The medical records of 32 patients with head and neck cancer who were referred for a videofluoroscopic swallowing study from January 2012 to May 2015 were retrospectively reviewed. The patients were allocated by duration after starting CCRT into early phase (<1 month after radiation therapy) and late phase (>1 month after radiation therapy) groups. We measured the modified penetration aspiration scale (MPAS) and American Speech-Language-Hearing Association National Outcome Measurement System swallowing scale (ASHA-NOMS). The oral transit time (OTT), pharyngeal delay time (PDT), and pharyngeal transit time (PTT) were recorded to assess the swallowing physiology.

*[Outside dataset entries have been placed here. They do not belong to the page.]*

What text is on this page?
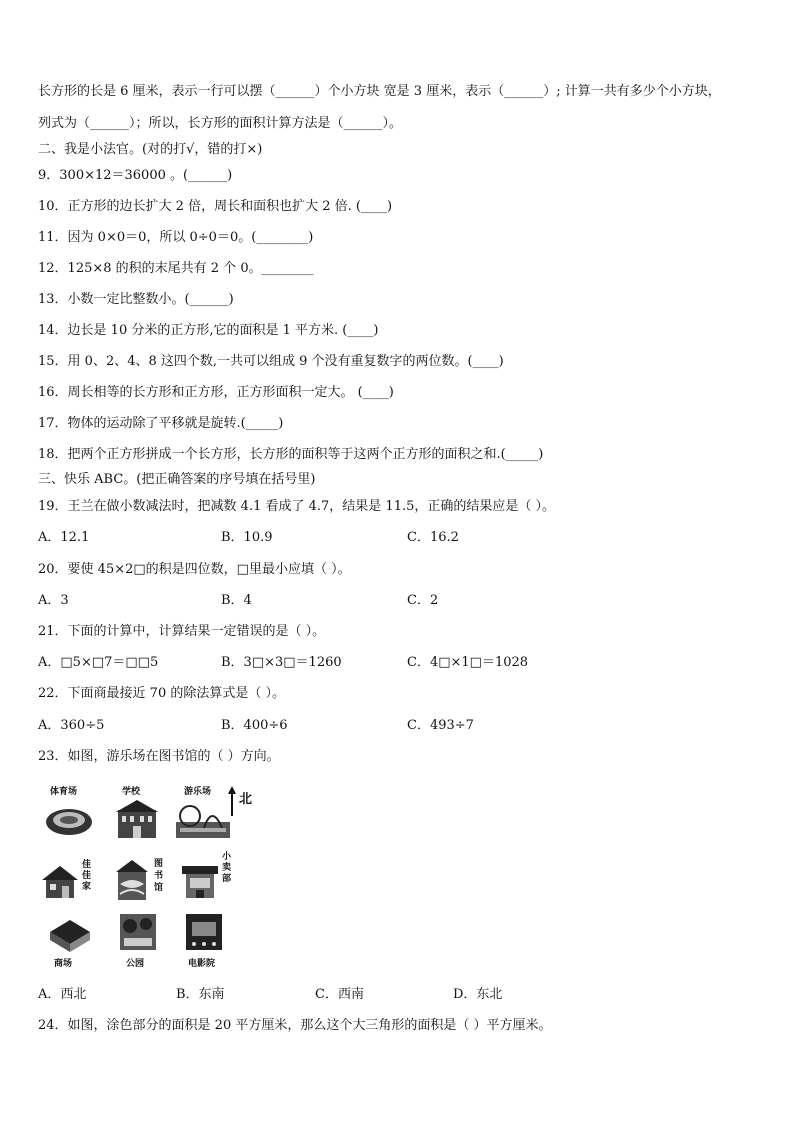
长方形的长是 6 厘米，表示一行可以摆（______）个小方块 宽是 3 厘米，表示（______）; 计算一共有多少个小方块，
列式为（______）；所以，长方形的面积计算方法是（______）。
二、我是小法官。(对的打√，错的打×)
9．300×12＝36000 。(______)
10．正方形的边长扩大 2 倍，周长和面积也扩大 2 倍. (____)
11．因为 0×0＝0，所以 0÷0＝0。(________)
12．125×8 的积的末尾共有 2 个 0。________
13．小数一定比整数小。(______)
14．边长是 10 分米的正方形,它的面积是 1 平方米. (____)
15．用 0、2、4、8 这四个数,一共可以组成 9 个没有重复数字的两位数。(____)
16．周长相等的长方形和正方形，正方形面积一定大。 (____)
17．物体的运动除了平移就是旋转.(_____)
18．把两个正方形拼成一个长方形，长方形的面积等于这两个正方形的面积之和.(_____)
三、快乐 ABC。(把正确答案的序号填在括号里)
19．王兰在做小数减法时，把减数 4.1 看成了 4.7，结果是 11.5，正确的结果应是（ ）。
A．12.1	B．10.9	C．16.2
20．要使 45×2□的积是四位数，□里最小应填（ ）。
A．3	B．4	C．2
21．下面的计算中，计算结果一定错误的是（ ）。
A．□5×□7＝□□5	B．3□×3□＝1260	C．4□×1□＝1028
22．下面商最接近 70 的除法算式是（ ）。
A．360÷5	B．400÷6	C．493÷7
23．如图，游乐场在图书馆的（ ）方向。
北
体育场	学校	游乐场
佳佳家
图书馆
小卖部
商场	公园	电影院
A．西北	B．东南	C．西南	D．东北
24．如图，涂色部分的面积是 20 平方厘米，那么这个大三角形的面积是（ ）平方厘米。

Among 32 cases, 18 cases (56%) were of the early phase. In both groups, the most common tumor site was the hypopharynx (43.75%) with a histologic type of squamous cell carcinoma (75%). PTT was significantly longer in the late phase (p=0.03). With all types of boluses, except for soup, both phases showed a statistically significant difference in MPAS results. The mean ASHA-NOMS level for the early phase was 5.83±0.78 and that for the late phase was 3.79±1.80, with statistical significance (p=0.01). The PTT and ASHA-NOMS level showed a statistically significant correlation (correlation coefficient=–0.52, p=0.02). However, it showed no relationship with the MPAS results.
The results of our study suggest that in the late phase that after CCRT, the OTT, PDT, and PTT were longer than in the early phase and the PTT prolongation was statistically significant. Therefore, swallowing therapy targeting the pharyngeal phase is recommended after CCRT.